L’ora è arrivata: chi avrà contatti con minori e li seguirà in una qualsiasi attività, dal 6 aprile, dovrà presentare obbligatoriamente il certificato penale. Sul datore di lavoro ricadrà quest’obbligo: non potrà esimersi dal richiederlo al tribunale per i dipendenti o volontari che lavoreranno con questa fascia di età sensibile. Una precauzione — che ha creato panico e disorientamento per la sua modalità di attuazione — per prevenire episodi di abusi sessuali e pornografia minorile. Lo hanno chiamato anche “certificato antipedofilia” e le associazioni culturali, parrocchie, asili, scuole di danza, tutte le realtà che entrano in contatto con i minori dovranno provvedere, pena una sanzione che può andare dai 10 mila ai 15 mila euro.

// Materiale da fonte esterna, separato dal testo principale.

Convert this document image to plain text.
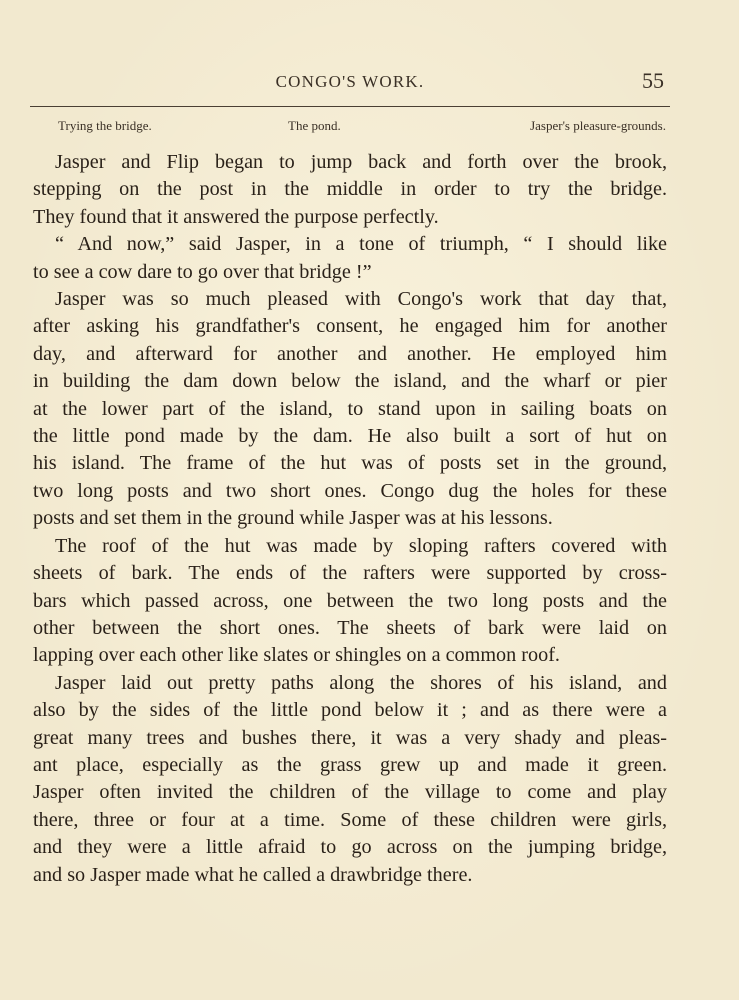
CONGO'S WORK.	55
Trying the bridge.	The pond.	Jasper's pleasure-grounds.
Jasper and Flip began to jump back and forth over the brook,
stepping on the post in the middle in order to try the bridge.
They found that it answered the purpose perfectly.
“ And now,” said Jasper, in a tone of triumph, “ I should like
to see a cow dare to go over that bridge !”
Jasper was so much pleased with Congo's work that day that,
after asking his grandfather's consent, he engaged him for another
day, and afterward for another and another. He employed him
in building the dam down below the island, and the wharf or pier
at the lower part of the island, to stand upon in sailing boats on
the little pond made by the dam. He also built a sort of hut on
his island. The frame of the hut was of posts set in the ground,
two long posts and two short ones. Congo dug the holes for these
posts and set them in the ground while Jasper was at his lessons.
The roof of the hut was made by sloping rafters covered with
sheets of bark. The ends of the rafters were supported by cross-
bars which passed across, one between the two long posts and the
other between the short ones. The sheets of bark were laid on
lapping over each other like slates or shingles on a common roof.
Jasper laid out pretty paths along the shores of his island, and
also by the sides of the little pond below it ; and as there were a
great many trees and bushes there, it was a very shady and pleas-
ant place, especially as the grass grew up and made it green.
Jasper often invited the children of the village to come and play
there, three or four at a time. Some of these children were girls,
and they were a little afraid to go across on the jumping bridge,
and so Jasper made what he called a drawbridge there.
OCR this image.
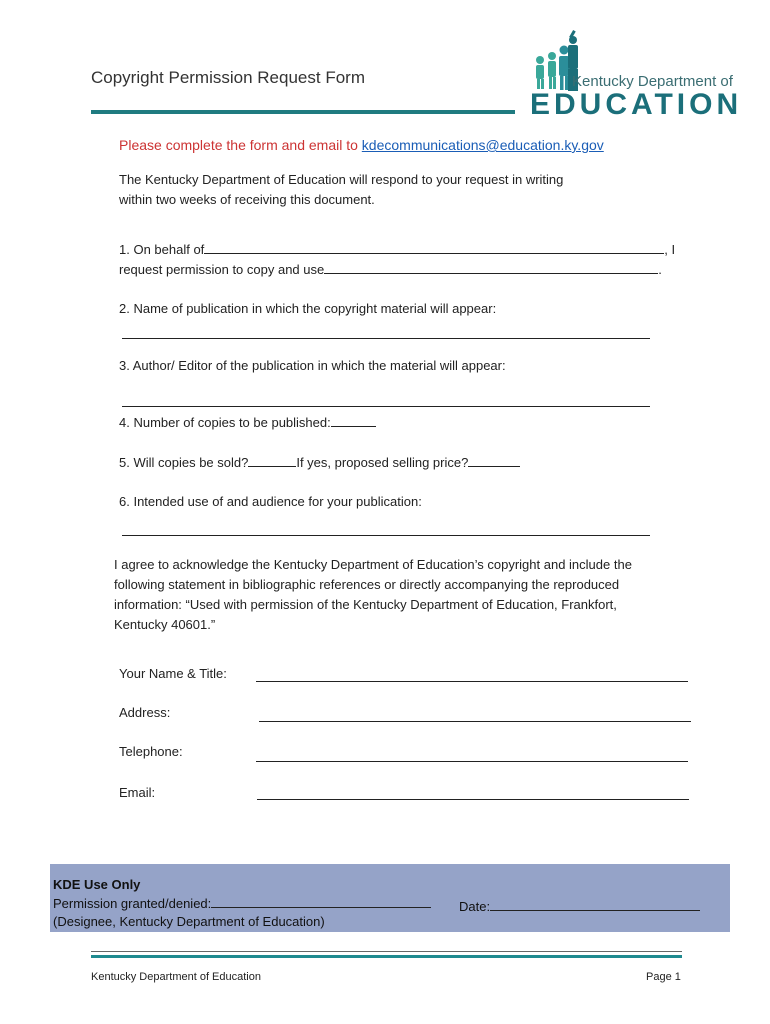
Copyright Permission Request Form	Kentucky Department of
EDUCATION
Please complete the form and email to kdecommunications@education.ky.gov
The Kentucky Department of Education will respond to your request in writing
within two weeks of receiving this document.
1. On behalf of	, I
request permission to copy and use	.
2. Name of publication in which the copyright material will appear:
3. Author/ Editor of the publication in which the material will appear:
4. Number of copies to be published:
5. Will copies be sold?	If yes, proposed selling price?
6. Intended use of and audience for your publication:
I agree to acknowledge the Kentucky Department of Education’s copyright and include the
following statement in bibliographic references or directly accompanying the reproduced
information: “Used with permission of the Kentucky Department of Education, Frankfort,
Kentucky 40601.”
Your Name & Title:
Address:
Telephone:
Email:
KDE Use Only
Permission granted/denied:
(Designee, Kentucky Department of Education)
Date:
Kentucky Department of Education	Page 1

Il decreto infatti stabilisce che «il certificato penale deve essere richiesto dal soggetto che intenda impiegare al lavoro una persona per lo svolgimento di attività professionali o attività volontarie organizzate che comportino contatti diretti e regolari con minori, al fine di verificare l’esistenza di condanne per taluno dei reati di cui agli articoli 600-bis, 600-ter, 600-quater, 600-quinquies e 609-undecies del codice penale», ossia pornografia, prostituzione, adescamento e violenza ai danni dei minori.
Ma sulla strada per la sua effettuazione si presenta un impedimento di non poco conto: se da un lato parroci, presidenti, direttori dovranno richiedere al tribunale il certificato penale del dipendente — obbligo che non può essere aggirato —, dall’altro esiste in Italia una legge, quella sulla privacy, che così verrebbe violata. Insomma, un circolo vizioso in seno alla stessa legislazione; un vero e proprio grattacapo per chi lavora coi minori.